What are, then, the main differences among EO and all the other EC paradigms?, and, the million-dollar question, is it really new?. We could enumerate some differences:

• EO is paradigm-independent, which means that it is neither a genetic algorithm, nor an evolution program, nor a genetic program, nor even a simulated annealing algorithm, but can be all of them, and, in fact, all those EC paradigms can be casted within the EO paradigm. For instance, in a simple GA, the mutator would be the bitflip mutation operator; the mater, whatever (subroutine, procedure) applies the crossover operator, scalar fitness would allow comparison of all EOs, and, using it, roulette wheel selection would allow the best to mate and the worst to vanish. In simulated annealing, there would be no mater, but the mutator would be the operator that changes single traits in the solution, the cost function would make comparison between solutions and stochastical selection of the best possible. Varying population sizes, or GAs with ages, fall also within EO's framework.
• EO is representation-independent. EO does not care at all about how solutions to a problem can be represented, just about the fact that they can be changed, and, if applicable, combined. In fact, EO does not even need to represent solutions in a way different than coding them in an object-oriented language: a solution to a problem can be an object, and if this object can be mutated and compared (and maybe combined with other objects) it is enough for evolving it.
• EO is language-independent, which means that it does not need to represent solutions in a particular language, like Genetic Programming does. Solutions can be written in any object-oriented language, like some versions of LISP itself, Modula-2, Smalltalk, Objective-C, Java and C++, and they might be evolved within the framework of the same language, without the need of a virtual machine to run them. EOs can even be programmed and used from many different languages at the same time, by using language-independent object models like Microsoft's COM, Object Management Group Common Object Request Broker Arquitecture (CORBA) or the World Wide Web Document Object Model. This would permit the integration of evolutionary computation into current operating systems and user interfaces. So far, our team is working on the integration of evolutionary computation into the Windows family by including EO within an ActiveX control.
• EO is object oriented from the ground up: not only the object or class of objects that is going to be evolved is programmed in this way, but also the rest of the elements intervening in the evolution process: operators, selectors and the algorithms themselves.

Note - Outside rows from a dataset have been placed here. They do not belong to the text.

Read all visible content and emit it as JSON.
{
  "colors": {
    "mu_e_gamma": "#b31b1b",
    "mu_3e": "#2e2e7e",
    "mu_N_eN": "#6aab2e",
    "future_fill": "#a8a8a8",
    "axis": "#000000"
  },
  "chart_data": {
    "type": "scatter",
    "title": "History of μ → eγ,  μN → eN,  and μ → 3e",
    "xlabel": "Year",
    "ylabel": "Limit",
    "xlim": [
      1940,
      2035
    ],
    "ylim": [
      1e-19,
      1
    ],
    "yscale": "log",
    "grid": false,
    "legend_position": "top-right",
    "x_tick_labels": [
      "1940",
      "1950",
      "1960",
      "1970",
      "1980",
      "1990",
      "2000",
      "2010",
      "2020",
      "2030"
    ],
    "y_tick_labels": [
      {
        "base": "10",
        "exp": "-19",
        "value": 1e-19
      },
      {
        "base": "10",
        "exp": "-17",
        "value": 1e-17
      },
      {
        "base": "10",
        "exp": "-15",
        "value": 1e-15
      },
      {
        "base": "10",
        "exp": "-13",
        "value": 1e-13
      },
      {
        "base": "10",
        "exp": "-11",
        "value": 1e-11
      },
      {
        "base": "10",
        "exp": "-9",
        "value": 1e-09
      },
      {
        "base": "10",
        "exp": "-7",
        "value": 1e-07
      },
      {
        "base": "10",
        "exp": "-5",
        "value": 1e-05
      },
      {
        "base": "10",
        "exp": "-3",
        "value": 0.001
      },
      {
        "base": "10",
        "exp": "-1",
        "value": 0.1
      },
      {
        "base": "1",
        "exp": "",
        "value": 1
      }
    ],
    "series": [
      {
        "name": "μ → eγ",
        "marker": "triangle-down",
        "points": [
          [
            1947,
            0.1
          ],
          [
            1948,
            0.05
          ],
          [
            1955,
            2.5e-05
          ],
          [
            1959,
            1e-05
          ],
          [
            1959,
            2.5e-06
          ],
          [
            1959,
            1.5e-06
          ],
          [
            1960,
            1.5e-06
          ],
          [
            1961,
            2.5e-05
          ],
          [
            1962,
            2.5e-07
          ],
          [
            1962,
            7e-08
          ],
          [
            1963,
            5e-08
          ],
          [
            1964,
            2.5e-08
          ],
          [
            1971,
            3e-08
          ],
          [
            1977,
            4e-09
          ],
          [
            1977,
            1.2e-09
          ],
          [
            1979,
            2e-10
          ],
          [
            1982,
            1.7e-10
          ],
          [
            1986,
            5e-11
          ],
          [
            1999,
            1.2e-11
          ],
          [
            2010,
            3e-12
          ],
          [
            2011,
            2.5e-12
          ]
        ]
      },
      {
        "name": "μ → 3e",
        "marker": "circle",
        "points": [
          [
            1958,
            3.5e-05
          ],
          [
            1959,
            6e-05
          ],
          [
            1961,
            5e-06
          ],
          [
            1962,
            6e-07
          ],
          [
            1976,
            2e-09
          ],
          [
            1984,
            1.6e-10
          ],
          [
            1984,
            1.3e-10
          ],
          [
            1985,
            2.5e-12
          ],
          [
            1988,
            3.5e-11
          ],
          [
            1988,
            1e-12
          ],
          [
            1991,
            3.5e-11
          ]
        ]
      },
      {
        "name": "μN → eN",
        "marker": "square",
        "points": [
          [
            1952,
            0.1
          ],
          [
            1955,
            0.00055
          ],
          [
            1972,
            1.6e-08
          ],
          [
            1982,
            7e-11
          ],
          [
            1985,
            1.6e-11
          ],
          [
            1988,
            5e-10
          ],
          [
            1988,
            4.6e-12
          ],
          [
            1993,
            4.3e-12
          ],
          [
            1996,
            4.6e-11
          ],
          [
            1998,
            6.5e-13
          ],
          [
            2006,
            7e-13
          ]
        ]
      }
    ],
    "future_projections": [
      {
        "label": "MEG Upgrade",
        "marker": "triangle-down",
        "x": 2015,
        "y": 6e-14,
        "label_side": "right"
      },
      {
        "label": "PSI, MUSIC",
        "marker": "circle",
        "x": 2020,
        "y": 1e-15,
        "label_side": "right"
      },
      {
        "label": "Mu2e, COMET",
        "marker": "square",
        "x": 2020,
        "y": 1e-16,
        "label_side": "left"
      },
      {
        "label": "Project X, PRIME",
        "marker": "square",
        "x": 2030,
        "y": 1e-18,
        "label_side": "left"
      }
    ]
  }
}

EO emphasizes modularity in programming an evolutionary or evolving application. Since operators and the rest of the entities are objects, it is easy to combine different operators and objects coming from different sources to build an application. In practice, it does not matter what the object to be evolved has inside, but what it looks like, that is, the interface it presents to its clients. If it can be compared, there are genetic operators that can be applied to it, be them unary or binary, it does not matter how those operations are carried out inside, and it can be evolved using the EO framework. This focus on interfaces would also make possible to write an object in C++, and evolve it using Java (which are two object-oriented languages), or the other way round. In practice, the EO engine could be written in any language, and it could be used on objects written in any other language. So far, the only EO engine is written in C++, and through an ActiveX control that uses EO, it can be used from any language or application that can work as ActiveX container. ActiveX controls are part of the COM framework [9], which allows objects in Microsoft Windows9x/NT use all the other objects in the operating system and applications.

To cast evolutionary computation in an object-oriented framework like EO allows to integrate it into current object frameworks, such as the Object Management Group's CORBA [10] (Common Object Request Broker architecture) or Microsoft's COM (Common Object Model)[9].